HMM-based Speech Segmentation
ircamAlign
- ircamAlign is a tool for speech segmentation useful to create database for speech synthesis.
- it is based on the HTK toolbox and LIAPHON french phonetizer
- available for French and English
- audio speech file and its textual transcription are taken as input
- linguistic structure is extracted from the text and aligned on the audio file by considering multi-pronunciation graph to model the dependencies between phonemes.
- if the text transcription is no available, a bi-gram language model is used
- phoneme are modelized by left-right HMM with 7 states.
- Confidence measure are computed at different linguistic level for easier manual correction
- HTS lab features format are directly created to allow the quick creation of new voices.
- Automatic Phoneme Segmentation With Relaxed Textual Constraints,
P. Lanchantin, A. C. Morris X. Rodet and C. Veaux,
LREC'08 Proceedings, Marrakech, Marocco, 2008.

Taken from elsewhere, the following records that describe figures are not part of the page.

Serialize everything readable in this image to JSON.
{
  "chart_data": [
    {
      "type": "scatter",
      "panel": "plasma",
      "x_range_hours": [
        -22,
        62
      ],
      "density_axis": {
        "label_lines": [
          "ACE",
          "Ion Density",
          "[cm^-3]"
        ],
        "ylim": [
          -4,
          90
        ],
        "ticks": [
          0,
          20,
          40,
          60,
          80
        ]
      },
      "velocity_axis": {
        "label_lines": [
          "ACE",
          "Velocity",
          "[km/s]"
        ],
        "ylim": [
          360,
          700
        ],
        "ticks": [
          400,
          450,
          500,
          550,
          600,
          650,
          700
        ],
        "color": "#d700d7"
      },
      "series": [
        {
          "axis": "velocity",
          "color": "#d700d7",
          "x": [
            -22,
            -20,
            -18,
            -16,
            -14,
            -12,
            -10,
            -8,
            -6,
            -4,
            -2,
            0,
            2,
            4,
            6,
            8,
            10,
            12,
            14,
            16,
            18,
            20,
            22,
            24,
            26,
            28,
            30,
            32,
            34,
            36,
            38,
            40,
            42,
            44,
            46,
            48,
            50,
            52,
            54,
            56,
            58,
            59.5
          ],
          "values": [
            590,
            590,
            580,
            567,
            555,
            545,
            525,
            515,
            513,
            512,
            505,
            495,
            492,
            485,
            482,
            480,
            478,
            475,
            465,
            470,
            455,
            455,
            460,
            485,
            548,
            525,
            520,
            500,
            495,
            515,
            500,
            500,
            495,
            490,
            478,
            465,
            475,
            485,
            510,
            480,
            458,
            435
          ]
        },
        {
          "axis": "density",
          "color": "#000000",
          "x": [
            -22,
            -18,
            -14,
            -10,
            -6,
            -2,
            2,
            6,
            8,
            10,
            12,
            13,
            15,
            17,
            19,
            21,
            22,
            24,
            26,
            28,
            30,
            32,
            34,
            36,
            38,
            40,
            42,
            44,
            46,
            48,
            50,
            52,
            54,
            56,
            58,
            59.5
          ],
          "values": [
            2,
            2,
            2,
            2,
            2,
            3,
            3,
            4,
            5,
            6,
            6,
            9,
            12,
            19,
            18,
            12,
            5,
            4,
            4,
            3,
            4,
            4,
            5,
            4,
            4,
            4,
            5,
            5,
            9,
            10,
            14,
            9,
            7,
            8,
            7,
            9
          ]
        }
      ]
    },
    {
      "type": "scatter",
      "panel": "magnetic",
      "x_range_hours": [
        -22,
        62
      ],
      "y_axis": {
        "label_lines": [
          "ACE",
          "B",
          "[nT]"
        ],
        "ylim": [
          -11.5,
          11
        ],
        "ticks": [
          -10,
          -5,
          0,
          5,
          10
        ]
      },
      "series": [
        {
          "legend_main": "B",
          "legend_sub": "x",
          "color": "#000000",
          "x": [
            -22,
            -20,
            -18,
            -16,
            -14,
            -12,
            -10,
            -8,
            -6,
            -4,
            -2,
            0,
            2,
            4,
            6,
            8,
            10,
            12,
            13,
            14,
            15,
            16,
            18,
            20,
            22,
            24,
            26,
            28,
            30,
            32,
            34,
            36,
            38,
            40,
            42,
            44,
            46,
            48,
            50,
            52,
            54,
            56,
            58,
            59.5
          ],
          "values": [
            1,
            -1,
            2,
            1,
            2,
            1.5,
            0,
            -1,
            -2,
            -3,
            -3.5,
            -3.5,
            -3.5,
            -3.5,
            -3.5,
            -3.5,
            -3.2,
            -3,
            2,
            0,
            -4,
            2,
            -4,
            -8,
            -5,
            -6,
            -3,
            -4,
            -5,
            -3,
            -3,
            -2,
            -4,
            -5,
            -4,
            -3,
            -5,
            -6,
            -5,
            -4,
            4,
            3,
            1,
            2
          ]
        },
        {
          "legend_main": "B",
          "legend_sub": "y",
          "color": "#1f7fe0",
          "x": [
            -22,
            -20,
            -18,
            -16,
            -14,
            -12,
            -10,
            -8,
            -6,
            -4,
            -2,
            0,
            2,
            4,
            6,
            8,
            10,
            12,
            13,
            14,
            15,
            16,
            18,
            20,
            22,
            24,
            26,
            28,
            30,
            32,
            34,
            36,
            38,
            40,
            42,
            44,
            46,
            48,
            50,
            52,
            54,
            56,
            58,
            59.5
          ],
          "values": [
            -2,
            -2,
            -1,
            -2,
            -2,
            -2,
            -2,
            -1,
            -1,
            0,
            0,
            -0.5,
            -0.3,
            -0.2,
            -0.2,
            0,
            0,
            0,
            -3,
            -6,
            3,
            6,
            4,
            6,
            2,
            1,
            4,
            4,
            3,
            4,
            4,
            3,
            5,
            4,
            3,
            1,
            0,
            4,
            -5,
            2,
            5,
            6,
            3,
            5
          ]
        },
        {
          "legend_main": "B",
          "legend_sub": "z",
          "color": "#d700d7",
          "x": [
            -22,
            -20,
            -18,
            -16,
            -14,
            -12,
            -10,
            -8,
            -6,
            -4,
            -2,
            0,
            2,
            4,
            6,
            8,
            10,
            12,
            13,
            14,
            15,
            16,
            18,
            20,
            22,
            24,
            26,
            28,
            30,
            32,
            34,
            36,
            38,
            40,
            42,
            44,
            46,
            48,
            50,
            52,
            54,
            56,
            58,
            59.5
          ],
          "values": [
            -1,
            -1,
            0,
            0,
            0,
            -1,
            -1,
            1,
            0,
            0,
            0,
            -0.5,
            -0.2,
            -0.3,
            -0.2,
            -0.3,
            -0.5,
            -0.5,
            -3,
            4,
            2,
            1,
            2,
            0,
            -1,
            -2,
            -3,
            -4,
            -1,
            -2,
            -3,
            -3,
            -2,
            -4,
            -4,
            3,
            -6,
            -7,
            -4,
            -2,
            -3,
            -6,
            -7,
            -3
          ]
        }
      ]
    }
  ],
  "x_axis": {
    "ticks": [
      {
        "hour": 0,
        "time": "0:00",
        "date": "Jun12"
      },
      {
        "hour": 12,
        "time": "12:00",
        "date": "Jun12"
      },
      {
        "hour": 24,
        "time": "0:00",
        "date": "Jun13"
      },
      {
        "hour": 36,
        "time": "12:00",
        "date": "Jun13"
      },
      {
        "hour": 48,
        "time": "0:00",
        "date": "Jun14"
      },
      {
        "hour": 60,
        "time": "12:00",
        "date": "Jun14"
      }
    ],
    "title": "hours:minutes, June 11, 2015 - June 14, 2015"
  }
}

Musical productions using ircamAlign
- ircamAlign is used by composers and it has been used in several musical creations at IRCAM such as:
- Com que voz, Stefano Gervasoni, Thomas Goepfer
- HyperMusic: Prologue, Hector Parra, Thomas Goepfer
- Häxan, la sorcellerie à travers les âges, Mauro Lanza, Olivier Pasquet
- Cantate égale pays, Gérard Pesson, Sébastien Roux
- Le père, Michael Jarrel, Serge Lemouton